Actuellement, mon activité professionnelle a été partiellement stoppée pour rester un peu plus avec elle. Elle dispose d’un local commercial que j’occupe en lui versant un petit loyer, avec toutes les charges de ce dernier, et je m’occupe de toute l’organisation de la maison, sauf toute la partie où l’administratif relève de son ordre, car il est impossible de la mettre sous curatelle suite à deux agressions de mon frère, entraînant une médiation pénale et me mettant en traitement post-traumatique.

Quels seront donc mes droits? Aurais-je la possibilité de garder le logement, soit la maison où elle vit et où je vis avec elle, ou devrais-je partir? Mes effets personnels seront-ils considérés comme ses biens ou pourrais-je les prendre?
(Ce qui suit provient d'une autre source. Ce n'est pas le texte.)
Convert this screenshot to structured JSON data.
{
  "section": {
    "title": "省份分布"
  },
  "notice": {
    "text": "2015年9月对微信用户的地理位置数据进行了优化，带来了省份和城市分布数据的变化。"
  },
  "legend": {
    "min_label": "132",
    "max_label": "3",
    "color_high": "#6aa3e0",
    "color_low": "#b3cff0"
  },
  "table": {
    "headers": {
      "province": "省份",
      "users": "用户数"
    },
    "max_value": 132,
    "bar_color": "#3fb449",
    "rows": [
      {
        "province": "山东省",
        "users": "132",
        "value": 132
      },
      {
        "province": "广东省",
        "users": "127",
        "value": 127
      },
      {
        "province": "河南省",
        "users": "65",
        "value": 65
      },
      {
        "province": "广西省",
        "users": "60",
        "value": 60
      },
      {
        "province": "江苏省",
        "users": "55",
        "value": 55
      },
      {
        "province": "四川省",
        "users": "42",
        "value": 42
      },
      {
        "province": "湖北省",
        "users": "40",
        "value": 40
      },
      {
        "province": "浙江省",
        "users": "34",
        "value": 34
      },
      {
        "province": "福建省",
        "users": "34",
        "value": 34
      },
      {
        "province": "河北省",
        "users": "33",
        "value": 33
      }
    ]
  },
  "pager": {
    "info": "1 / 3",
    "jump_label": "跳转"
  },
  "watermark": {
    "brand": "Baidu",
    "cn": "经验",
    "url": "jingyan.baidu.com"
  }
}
Quels sont les droits de l’aidant héritier en ce sens, sur le plan successoral? Selon mon frère, sur discussion de ce dernier, je n’aurais droit à rien en succession, étant à vivre avec ma mère, notre mère, n’ayant pas eu de métier en tant qu’aidant familial agricole non salarié, donc logé, nourri, blanchi par ma mère, laquelle a voulu cette situation, cette dernière n’ayant plus de famille, séparée de son mari et ayant mis à la porte mon frère, lequel se défend donc par la même de devoir lui porter obligation alimentaire, d’où dispute. Car, si même le cas, ce dernier doit assistance à sa sœur.

Le flou est total, et l’incertitude aussi, avec la douleur du lendemain futur, même si le plus tard possible. La vie n’est donc pas juste, même avec la justice! Selon lu sur les aidants familiaux aidant leurs parents au détriment des autres frères et sœurs, se retrouvant en précarité avec soucis de santé sur plusieurs années de maintien à domicile. Ceci étant dans l’ordre de la maltraitance envers les aidants familiaux en termes de droits successoraux.

Merci pour vos informations, avec toutes mes salutations et respects.